Posted under Navel-Gazing
Thu 29 Nov 2001
Tue 27 Nov 2001
For 3 months now I’ve been writing the Workplace column of Cosmopolitan Philippines. Part of the column is a “tips” section where I dish out “concrete” things that Pinay careerwomen can do to improve their careers.
(Don’t ask me how exactly I landed this writing assignment - a large part of it was being in the right place at the right time - i.e., I was standing in front of the editor-in-chief and managing editor at approximately the precise moment when they thought, “hmmm…we need a new columnist for the workplace section…”. Something like that.
Anyway, for the January 2002 issue, I told my editor that I was going to write about “Top Ten Signs That You Need A New Job”. The premise was that the new year was as good a time as any to totally ditch a job you hate and start afresh in a new one.
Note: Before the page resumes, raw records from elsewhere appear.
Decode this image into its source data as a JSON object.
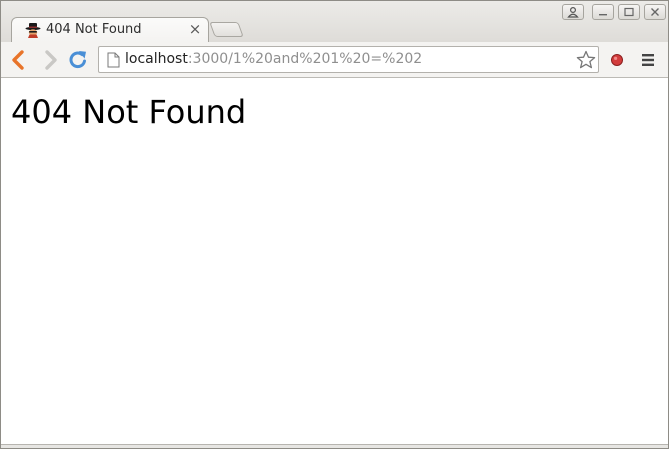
{
  "tab": {
    "title": "404 Not Found",
    "close_label": "×",
    "favicon": "incognito-icon"
  },
  "toolbar": {
    "back_icon": "back-arrow-icon",
    "forward_icon": "forward-arrow-icon",
    "reload_icon": "reload-icon",
    "url_host": "localhost",
    "url_path": ":3000/1%20and%201%20=%202",
    "page_icon": "page-icon",
    "bookmark_icon": "star-icon",
    "extension_icon": "record-icon",
    "menu_icon": "menu-icon"
  },
  "window_controls": [
    "user-icon",
    "minimize-icon",
    "maximize-icon",
    "close-icon"
  ],
  "page": {
    "heading": "404 Not Found"
  },
  "colors": {
    "back_arrow": "#e8742a",
    "reload": "#4a8fd6",
    "record": "#d23c3c"
  }
}
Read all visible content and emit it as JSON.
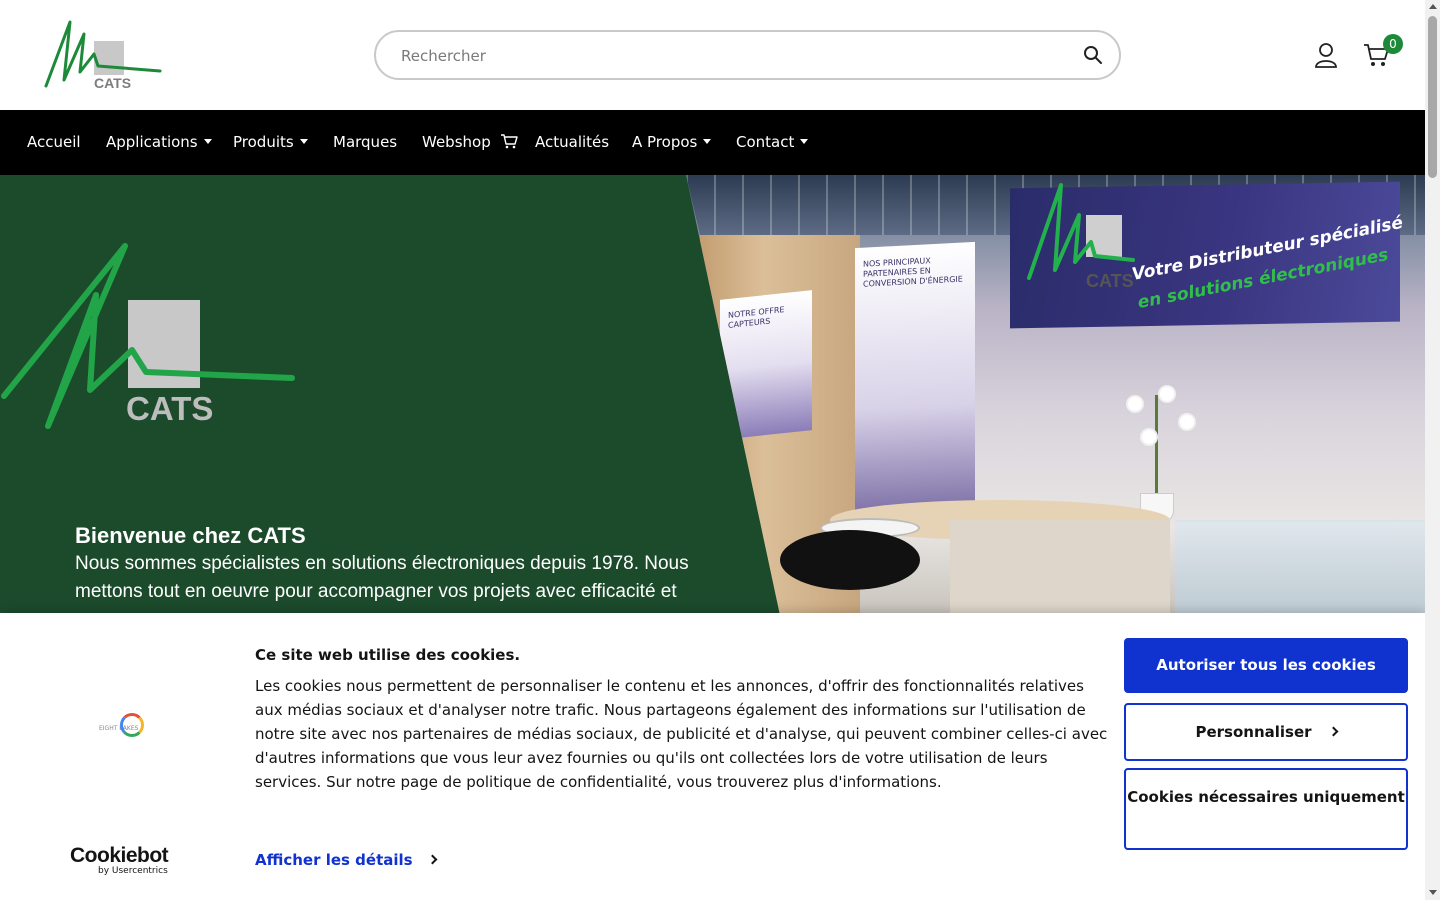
{
  "header": {
    "logo_text": "CATS",
    "search": {
      "placeholder": "Rechercher",
      "value": ""
    },
    "cart_count": "0",
    "icons": {
      "search": "search-icon",
      "user": "user-icon",
      "cart": "cart-icon"
    }
  },
  "nav": {
    "items": [
      {
        "label": "Accueil",
        "dropdown": false
      },
      {
        "label": "Applications",
        "dropdown": true
      },
      {
        "label": "Produits",
        "dropdown": true
      },
      {
        "label": "Marques",
        "dropdown": false
      },
      {
        "label": "Webshop",
        "dropdown": false,
        "icon": "cart-icon"
      },
      {
        "label": "Actualités",
        "dropdown": false
      },
      {
        "label": "A Propos",
        "dropdown": true
      },
      {
        "label": "Contact",
        "dropdown": true
      }
    ]
  },
  "hero": {
    "logo_text": "CATS",
    "title": "Bienvenue chez CATS",
    "text": "Nous sommes spécialistes en solutions électroniques depuis 1978. Nous mettons tout en oeuvre pour accompagner vos projets avec efficacité et",
    "booth_banner_line1": "Votre Distributeur spécialisé",
    "booth_banner_line2": "en solutions électroniques",
    "booth_logo_text": "CATS",
    "panel1_text": "NOS PRINCIPAUX PARTENAIRES EN CONVERSION D'ÉNERGIE",
    "panel2_text": "NOTRE OFFRE CAPTEURS"
  },
  "cookie_banner": {
    "provider_text": "EIGHT LAKES",
    "title": "Ce site web utilise des cookies.",
    "body": "Les cookies nous permettent de personnaliser le contenu et les annonces, d'offrir des fonctionnalités relatives aux médias sociaux et d'analyser notre trafic. Nous partageons également des informations sur l'utilisation de notre site avec nos partenaires de médias sociaux, de publicité et d'analyse, qui peuvent combiner celles-ci avec d'autres informations que vous leur avez fournies ou qu'ils ont collectées lors de votre utilisation de leurs services. Sur notre page de politique de confidentialité, vous trouverez plus d'informations.",
    "details_link": "Afficher les détails",
    "allow_all_button": "Autoriser tous les cookies",
    "customize_button": "Personnaliser",
    "necessary_button": "Cookies nécessaires uniquement",
    "brand": "Cookiebot",
    "brand_sub": "by Usercentrics"
  },
  "colors": {
    "brand_green": "#1d8a3a",
    "hero_green": "#1c4b2c",
    "nav_bg": "#000000",
    "cookie_blue": "#1032cf"
  }
}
We basically polished off the idea in the bathroom while we were both waiting for one of the stalls to be available. In under an hour, the list had become “Top Twenty Signs That You Need A New Job”, with the help of my officemates and Markie who gamely helped put it together.
I’m sharing 5 of the signs here.
FIVE OF THE TOP TWENTY SIGNS THAT YOU NEED A NEW JOB IN THE NEW YEAR:
1. You’re physically and emotionally exhausted before lunchtime.
2. You set phantom meetings outside the office and you attend them religiously.
3. You bring a cot to put under your desk in the office and take a nap whenever no one’s looking.
4. You go to google.com and type in your name to see how many web pages have mentioned you. And you don’t even work for an internet company.
5. Your boss has moved the conference room to your desk or cubicle.
(Four of the five ’signs’ above came from Markie, Janjan, and JB. Thanks, guys!)
For the rest of the list, you gotta get the January 2002 issue of Cosmo. Hehe. That is, if this ever gets to see print, which I highly doubt.